Contact: NIU Office of Public Affairs
February 16, 2009
DeKalb, Ill. — Northern Illinois University spent Saturday, Feb. 14, in a day of reflection as the university community marked the one-year anniversary of the Cole Hall tragedy.
“One year after the worst day in our history, NIU remains determined to not let an act of violence define us,” President John Peters told a large crowd at a candlelight vigil.
“One year after the loss of five wonderful people, we have taken inspiration from stories of their lives and the strength of their characters. Twelve months after an unspeakable tragedy, we are much closer as a campus community – much more focused on each other. Random acts of kindness abound at a university where the only answer to hate is love.”
Saturday began with a memorial service inside the Convocation Center and ended with the vigil in the Martin Luther King Memorial Commons. The five recipients of the new “Forward, Together Forward” scholarships were honored at a noon luncheon.
A wreath-laying ceremony in the mid-afternoon, held at the site of the planned memorial garden near Cole Hall, came amid a number of art exhibitions inside the Holmes Student Center. Visitors saw photos and videos from a year ago as well as the pictures of “Images of Hope” and the postcards of “Huskie Acts of Kindness.”

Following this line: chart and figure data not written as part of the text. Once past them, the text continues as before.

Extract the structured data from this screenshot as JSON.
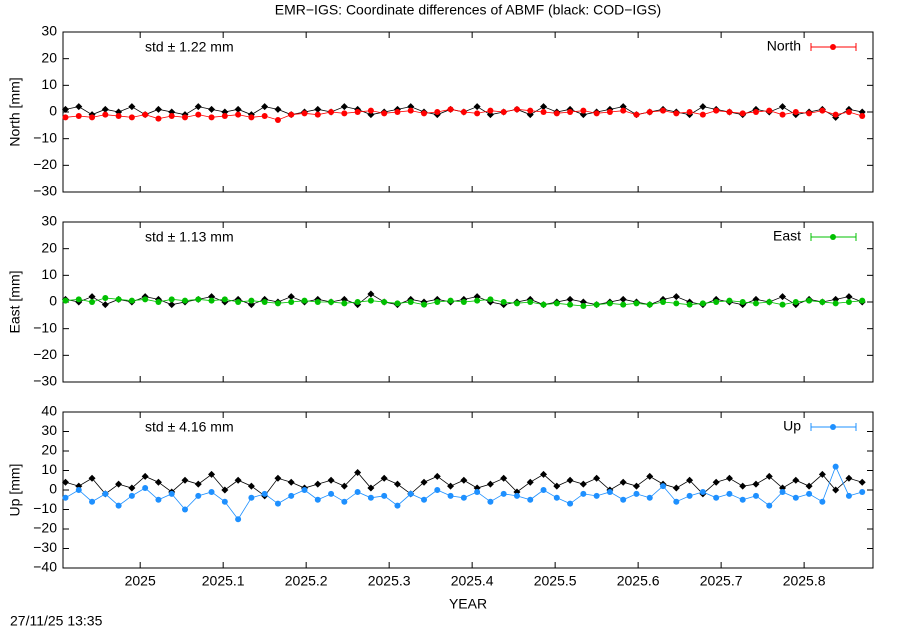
{
  "title": "EMR−IGS: Coordinate differences of ABMF (black: COD−IGS)",
  "timestamp": "27/11/25 13:35",
  "chart_data": [
    {
      "type": "line",
      "ylabel": "North [mm]",
      "annotation": "std ± 1.22 mm",
      "xlim": [
        2024.907,
        2025.883
      ],
      "xticks": [
        2025,
        2025.1,
        2025.2,
        2025.3,
        2025.4,
        2025.5,
        2025.6,
        2025.7,
        2025.8
      ],
      "ylim": [
        -30,
        30
      ],
      "yticks": [
        30,
        20,
        10,
        0,
        {
          "value": -10,
          "label": "−10"
        },
        {
          "value": -20,
          "label": "−20"
        },
        {
          "value": -30,
          "label": "−30"
        }
      ],
      "x": [
        2024.91,
        2024.926,
        2024.942,
        2024.958,
        2024.974,
        2024.99,
        2025.006,
        2025.022,
        2025.038,
        2025.054,
        2025.07,
        2025.086,
        2025.102,
        2025.118,
        2025.134,
        2025.15,
        2025.166,
        2025.182,
        2025.198,
        2025.214,
        2025.23,
        2025.246,
        2025.262,
        2025.278,
        2025.294,
        2025.31,
        2025.326,
        2025.342,
        2025.358,
        2025.374,
        2025.39,
        2025.406,
        2025.422,
        2025.438,
        2025.454,
        2025.47,
        2025.486,
        2025.502,
        2025.518,
        2025.534,
        2025.55,
        2025.566,
        2025.582,
        2025.598,
        2025.614,
        2025.63,
        2025.646,
        2025.662,
        2025.678,
        2025.694,
        2025.71,
        2025.726,
        2025.742,
        2025.758,
        2025.774,
        2025.79,
        2025.806,
        2025.822,
        2025.838,
        2025.854,
        2025.87
      ],
      "series": [
        {
          "color": "#000000",
          "marker": "diamond",
          "values": [
            1,
            2,
            -1,
            1,
            0,
            2,
            -1,
            1,
            0,
            -1,
            2,
            1,
            0,
            1,
            -1,
            2,
            1,
            -1,
            0,
            1,
            0,
            2,
            1,
            -1,
            0,
            1,
            2,
            0,
            -1,
            1,
            0,
            2,
            -1,
            0,
            1,
            -1,
            2,
            0,
            1,
            -1,
            0,
            1,
            2,
            -1,
            0,
            1,
            0,
            -1,
            2,
            1,
            0,
            -1,
            1,
            0,
            2,
            -1,
            0,
            1,
            -2,
            1,
            0
          ]
        },
        {
          "name": "North",
          "color": "#ff0000",
          "marker": "circle",
          "values": [
            -2,
            -1.5,
            -2,
            -1,
            -1.5,
            -2,
            -1,
            -2.5,
            -1.5,
            -2,
            -1,
            -2,
            -1.5,
            -1,
            -2,
            -1.5,
            -3,
            -1,
            -0.5,
            -1,
            0,
            -0.5,
            0,
            0.5,
            -0.5,
            0,
            0.5,
            -0.5,
            0,
            1,
            0,
            -0.5,
            0.5,
            0,
            1,
            0.5,
            0,
            -0.5,
            0,
            0.5,
            -0.5,
            0,
            0.5,
            -1,
            0,
            0.5,
            -0.5,
            0,
            -1,
            0.5,
            0,
            -0.5,
            0,
            0.5,
            -1,
            0,
            -0.5,
            0.5,
            -1,
            0,
            -1.5
          ]
        }
      ]
    },
    {
      "type": "line",
      "ylabel": "East [mm]",
      "annotation": "std ± 1.13 mm",
      "xlim": [
        2024.907,
        2025.883
      ],
      "xticks": [
        2025,
        2025.1,
        2025.2,
        2025.3,
        2025.4,
        2025.5,
        2025.6,
        2025.7,
        2025.8
      ],
      "ylim": [
        -30,
        30
      ],
      "yticks": [
        30,
        20,
        10,
        0,
        {
          "value": -10,
          "label": "−10"
        },
        {
          "value": -20,
          "label": "−20"
        },
        {
          "value": -30,
          "label": "−30"
        }
      ],
      "x": [
        2024.91,
        2024.926,
        2024.942,
        2024.958,
        2024.974,
        2024.99,
        2025.006,
        2025.022,
        2025.038,
        2025.054,
        2025.07,
        2025.086,
        2025.102,
        2025.118,
        2025.134,
        2025.15,
        2025.166,
        2025.182,
        2025.198,
        2025.214,
        2025.23,
        2025.246,
        2025.262,
        2025.278,
        2025.294,
        2025.31,
        2025.326,
        2025.342,
        2025.358,
        2025.374,
        2025.39,
        2025.406,
        2025.422,
        2025.438,
        2025.454,
        2025.47,
        2025.486,
        2025.502,
        2025.518,
        2025.534,
        2025.55,
        2025.566,
        2025.582,
        2025.598,
        2025.614,
        2025.63,
        2025.646,
        2025.662,
        2025.678,
        2025.694,
        2025.71,
        2025.726,
        2025.742,
        2025.758,
        2025.774,
        2025.79,
        2025.806,
        2025.822,
        2025.838,
        2025.854,
        2025.87
      ],
      "series": [
        {
          "color": "#000000",
          "marker": "diamond",
          "values": [
            1,
            0,
            2,
            -1,
            1,
            0,
            2,
            1,
            -1,
            0,
            1,
            2,
            0,
            1,
            -1,
            1,
            0,
            2,
            0,
            1,
            0,
            1,
            -1,
            3,
            0,
            -1,
            1,
            0,
            1,
            0,
            1,
            2,
            0,
            -1,
            0,
            1,
            -1,
            0,
            1,
            0,
            -1,
            0,
            1,
            0,
            -1,
            1,
            2,
            0,
            -1,
            1,
            0,
            -1,
            1,
            0,
            2,
            -1,
            1,
            0,
            1,
            2,
            0
          ]
        },
        {
          "name": "East",
          "color": "#00c000",
          "marker": "circle",
          "values": [
            0.5,
            1,
            0,
            1.5,
            1,
            0.5,
            1,
            0,
            1,
            0.5,
            1,
            0.5,
            1,
            0,
            0.5,
            0,
            -0.5,
            0,
            0.5,
            0,
            0,
            -0.5,
            0,
            0.5,
            0,
            -0.5,
            0,
            -1,
            0,
            0.5,
            0,
            0.5,
            1,
            0,
            -0.5,
            0,
            -1,
            -0.5,
            -1,
            -1.5,
            -1,
            -0.5,
            -1,
            -0.5,
            -1,
            0,
            -0.5,
            -1,
            -0.5,
            0,
            0.5,
            0,
            -0.5,
            0,
            -1,
            0,
            0.5,
            0,
            -0.5,
            0,
            0.5
          ]
        }
      ]
    },
    {
      "type": "line",
      "ylabel": "Up [mm]",
      "annotation": "std ± 4.16 mm",
      "xlabel": "YEAR",
      "xlim": [
        2024.907,
        2025.883
      ],
      "xticks": [
        2025,
        2025.1,
        2025.2,
        2025.3,
        2025.4,
        2025.5,
        2025.6,
        2025.7,
        2025.8
      ],
      "ylim": [
        -40,
        40
      ],
      "yticks": [
        40,
        30,
        20,
        10,
        0,
        {
          "value": -10,
          "label": "−10"
        },
        {
          "value": -20,
          "label": "−20"
        },
        {
          "value": -30,
          "label": "−30"
        },
        {
          "value": -40,
          "label": "−40"
        }
      ],
      "x": [
        2024.91,
        2024.926,
        2024.942,
        2024.958,
        2024.974,
        2024.99,
        2025.006,
        2025.022,
        2025.038,
        2025.054,
        2025.07,
        2025.086,
        2025.102,
        2025.118,
        2025.134,
        2025.15,
        2025.166,
        2025.182,
        2025.198,
        2025.214,
        2025.23,
        2025.246,
        2025.262,
        2025.278,
        2025.294,
        2025.31,
        2025.326,
        2025.342,
        2025.358,
        2025.374,
        2025.39,
        2025.406,
        2025.422,
        2025.438,
        2025.454,
        2025.47,
        2025.486,
        2025.502,
        2025.518,
        2025.534,
        2025.55,
        2025.566,
        2025.582,
        2025.598,
        2025.614,
        2025.63,
        2025.646,
        2025.662,
        2025.678,
        2025.694,
        2025.71,
        2025.726,
        2025.742,
        2025.758,
        2025.774,
        2025.79,
        2025.806,
        2025.822,
        2025.838,
        2025.854,
        2025.87
      ],
      "series": [
        {
          "color": "#000000",
          "marker": "diamond",
          "values": [
            4,
            2,
            6,
            -2,
            3,
            1,
            7,
            4,
            -1,
            5,
            3,
            8,
            0,
            5,
            2,
            -3,
            6,
            4,
            1,
            3,
            5,
            2,
            9,
            1,
            6,
            3,
            -2,
            4,
            7,
            2,
            5,
            1,
            3,
            6,
            -1,
            4,
            8,
            2,
            5,
            3,
            6,
            0,
            4,
            2,
            7,
            3,
            1,
            5,
            -2,
            4,
            6,
            2,
            3,
            7,
            1,
            5,
            2,
            8,
            0,
            6,
            4
          ]
        },
        {
          "name": "Up",
          "color": "#1e90ff",
          "marker": "circle",
          "values": [
            -4,
            0,
            -6,
            -2,
            -8,
            -3,
            1,
            -5,
            -2,
            -10,
            -3,
            -1,
            -6,
            -15,
            -4,
            -2,
            -7,
            -3,
            0,
            -5,
            -2,
            -6,
            -1,
            -4,
            -3,
            -8,
            -2,
            -5,
            0,
            -3,
            -4,
            -1,
            -6,
            -2,
            -3,
            -5,
            0,
            -4,
            -7,
            -2,
            -3,
            -1,
            -5,
            -2,
            -4,
            2,
            -6,
            -3,
            -1,
            -4,
            -2,
            -5,
            -3,
            -8,
            -1,
            -4,
            -2,
            -6,
            12,
            -3,
            -1
          ]
        }
      ]
    }
  ]
}
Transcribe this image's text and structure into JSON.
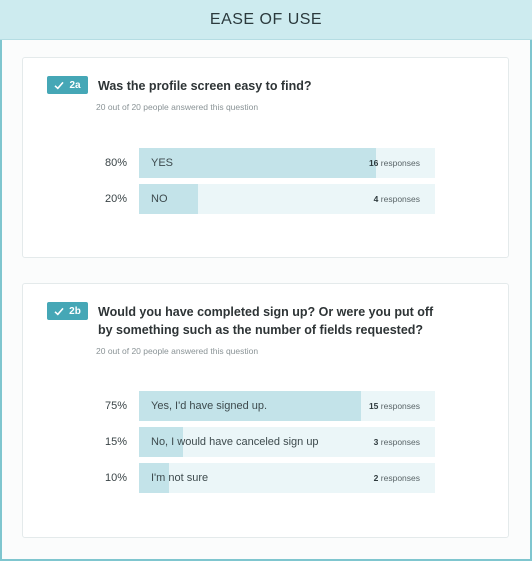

Twenty-five hundred gathered in the morning to hear reassuring and motivational words from Peters and from Cherilyn G. Murer, chair of the NIU Board of Trustees, as they spoke of the last year: “Thousands of lives,” Murer said, “touched by five.”
“We discovered in our grief that we were sisters and brothers, united with loved ones and strangers, in the pursuit of healing,” Murer added. “We learned how to take care of others – and ourselves. We found in one another the strength to carry on, the compassion that allowed us to cry and the comfort that eventually dried our tears.”
They also heard music – a piano solo of Claude Debussy’s haunting “Clair de Lune” and the NIU alma mater – and witnessed a unique presentation called “The Legacy of Character.”
Five NIU theater majors told stories of the five beloved Huskies who lost their lives Feb. 14, 2008 – Gayle Dubowski, Catalina Garcia, Julianna Gehant, Ryanne Mace and Daniel Parmenter – and read thoughts on the meaning of “character” from heroes and thinkers both legendary and contemporary. They also spoke of “Character in Action,” an accounting of the outpouring of love and support Feb. 14, 2008, and the days that followed.
“In the lives of those we have lost, in the determination of those who were saved, in the unselfish acts of kindness which abounded after our tragedy, in all that and much more, we have seen character defined and exemplified,” Peters said. “For me, the best definition of character I’ve ever heard is also one of the simplest, and it goes like this: ‘Character is what you do when you think no one is watching.’ ”
By day’s end, the cold and darkness of the Commons were met with the warmth of hugs and the glow of paper cups that held the ignited white candles.
Spontaneous back-and-forth chants of “Red!” and “Black!” gave voice to the “Forward, Together Forward” determination of students and staff as the anniversary drew near its close.
“The lighting of fire is an ancient ritual. We light candles to chase away the darkness, to illuminate our paths, to warm ourselves from the winter chill,” Peters said. “Tonight, let our flames burn bright – if even just for a minute – and let those lights send a message into the heavens. We are here. We love each other. We will never forget. We are NIU.”